My sense, coming away from FreedomFest, is that the libertarian-minded attendees this year were straining to celebrate some genuinely encouraging signs, mostly on the state level, but with deep foreboding about the future of free-market economics, limited government and individual freedom on the national stage. Especially if you listen to the current crop of Republican presidential candidates.
Libertarian values, traditionally at least conservative-adjacent, are another casualty of the Republican Party’s scorn for classic conservatism since the rise of Donald Trump.
But first, the good news, coming out of state legislatures.
Gun control is in retreat, and in states with heavily GOP legislatures, recent “gun reform” legislation means easing restrictions on purchasing and carrying firearms.
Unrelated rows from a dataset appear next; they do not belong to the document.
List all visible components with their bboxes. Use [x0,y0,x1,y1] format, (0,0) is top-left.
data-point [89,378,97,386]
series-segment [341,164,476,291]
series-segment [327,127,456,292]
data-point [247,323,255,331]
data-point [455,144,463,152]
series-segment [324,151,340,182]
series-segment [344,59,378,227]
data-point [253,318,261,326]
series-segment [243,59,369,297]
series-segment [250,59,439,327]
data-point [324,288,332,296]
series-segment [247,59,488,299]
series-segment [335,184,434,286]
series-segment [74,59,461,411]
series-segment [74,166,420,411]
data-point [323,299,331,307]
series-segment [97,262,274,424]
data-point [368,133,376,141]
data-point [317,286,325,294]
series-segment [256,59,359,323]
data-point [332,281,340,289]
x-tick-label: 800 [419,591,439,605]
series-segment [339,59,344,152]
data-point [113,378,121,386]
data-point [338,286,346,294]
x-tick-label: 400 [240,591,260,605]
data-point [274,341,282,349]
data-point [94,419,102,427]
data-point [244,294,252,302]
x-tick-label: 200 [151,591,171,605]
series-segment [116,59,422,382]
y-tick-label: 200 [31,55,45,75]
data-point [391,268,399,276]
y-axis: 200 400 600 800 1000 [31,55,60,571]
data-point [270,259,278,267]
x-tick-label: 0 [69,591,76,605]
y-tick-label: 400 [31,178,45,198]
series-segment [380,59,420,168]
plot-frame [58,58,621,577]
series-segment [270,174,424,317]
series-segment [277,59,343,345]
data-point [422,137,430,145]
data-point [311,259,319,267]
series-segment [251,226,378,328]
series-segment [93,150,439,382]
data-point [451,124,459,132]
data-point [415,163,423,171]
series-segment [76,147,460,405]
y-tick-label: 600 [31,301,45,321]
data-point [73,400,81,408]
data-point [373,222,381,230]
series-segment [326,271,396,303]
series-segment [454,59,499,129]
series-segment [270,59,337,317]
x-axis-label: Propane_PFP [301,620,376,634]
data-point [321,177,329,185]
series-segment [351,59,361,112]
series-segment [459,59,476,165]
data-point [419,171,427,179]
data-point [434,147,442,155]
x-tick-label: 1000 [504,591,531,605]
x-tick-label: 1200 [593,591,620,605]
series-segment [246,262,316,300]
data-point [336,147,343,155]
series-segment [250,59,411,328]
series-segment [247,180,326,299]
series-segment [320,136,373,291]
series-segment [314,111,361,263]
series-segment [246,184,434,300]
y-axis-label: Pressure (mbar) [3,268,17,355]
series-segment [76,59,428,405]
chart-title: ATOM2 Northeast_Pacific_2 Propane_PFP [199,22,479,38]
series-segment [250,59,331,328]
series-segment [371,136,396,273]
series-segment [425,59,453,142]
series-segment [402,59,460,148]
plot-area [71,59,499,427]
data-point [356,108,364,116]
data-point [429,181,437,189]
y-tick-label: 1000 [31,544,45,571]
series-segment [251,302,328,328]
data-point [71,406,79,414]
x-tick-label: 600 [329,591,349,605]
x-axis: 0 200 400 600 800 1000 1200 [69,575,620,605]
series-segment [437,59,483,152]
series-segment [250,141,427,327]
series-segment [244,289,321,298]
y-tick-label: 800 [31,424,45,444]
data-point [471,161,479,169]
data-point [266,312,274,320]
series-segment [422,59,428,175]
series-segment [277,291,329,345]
At the state level, as my National Review colleague Dominic Pino recently put it, “the U.S. is in the middle of a tax-cut revolution,” with the past three years bringing the largest wave of state-tax cuts in the modern era. That’s in addition to federal income-tax rates that are already low by historical standards.
Not in Wisconsin.
Parents have never had as many options on where to send their children to school, another libertarian priority, as they do now — even if that effort hasn’t advanced as far as school choice advocates would prefer.
Libertarians, generally bigger fans of marijuana legalization than conservatives are, can claim widespread victories — as will be familiar to anyone who sniffs the air while walking in just about any major American city. Weed has never been more legal or more easily accessible.
And, hey, in Oregon, you’re finally allowed to pump your own gas now. That just leaves you, New Jersey.
The legislative wins at the state level arrive alongside the full consequences of a new, right-leaning Supreme Court majority. With the glaring exception of abortion, this court is likely to look skeptically at expansions of the state’s ability to restrict and regulate citizens’ choices. At least for now, five and perhaps six justices warily eye proposals to expand federal or state government power.
That’s the glass-half-full libertarian perspective. But the outlook darkens dramatically if you consider the rhetoric in the 2024 presidential race.
Trump, who currently appears to be the most likely GOP nominee, has never been particularly focused on terms such as “liberty” or “freedom” that are prized by conservatives and libertarians alike. He barely seems interested in policy anymore, focusing instead almost entirely on the “stolen” 2020 election, pledging to smite his enemies and declaring to his supporters, “I am your retribution.”
Trump’s idea of crime-fighting is promising to “send in the National Guard until law and order is restored.” He wants any police force receiving federal grant money to employ “stop-and-frisk,” and he vows to use the death penalty for drug dealers and human traffickers.
And, beyond Trump, it’s clear that promising to reduce spending and cut regulations doesn’t thrill the crowds on the campaign trail anymore. From the Iowa stump speeches to the Fox News studios, these days it’s all culture war, culture war, culture war. It can be disorienting to hear politicians who might have once extolled limited government now eagerly embrace a big and powerful federal government as a tool to punish those they deem culturally wrong. Florida Gov. Ron DeSantis is leading that charge.
Alas, the Democrat incumbent also won’t appeal to the libertarian-minded. The Biden administration and its allies seem bent upon monitoring, restricting and punishing anything they choose to define as dangerous “misinformation,” a stance utterly incompatible with First Amendment values. President Biden and his team also appear to have no interest in changing the current intelligence community programs that include surveillance of Americans. And where Democrats have replaced the GOP at the state level, they’re undoing their predecessors’ hard-won victories. In March, Michigan Gov. Gretchen Whitmer and her Democratic legislative allies repealed the state’s right-to-work laws.
A libertarian could take comfort in arguing that their wins on the state level outnumber their losses, and that matters more than any grandiose campaign trail promises that are unlikely to ever be kept. But the GOP’s declining interest in shrinking the size, scope and reach of government represents dark storm clouds on the horizon for libertarians and, they believe, for Americans generally. Liberty will be the biggest loser if Republicans embrace big government as a cudgel in the culture war.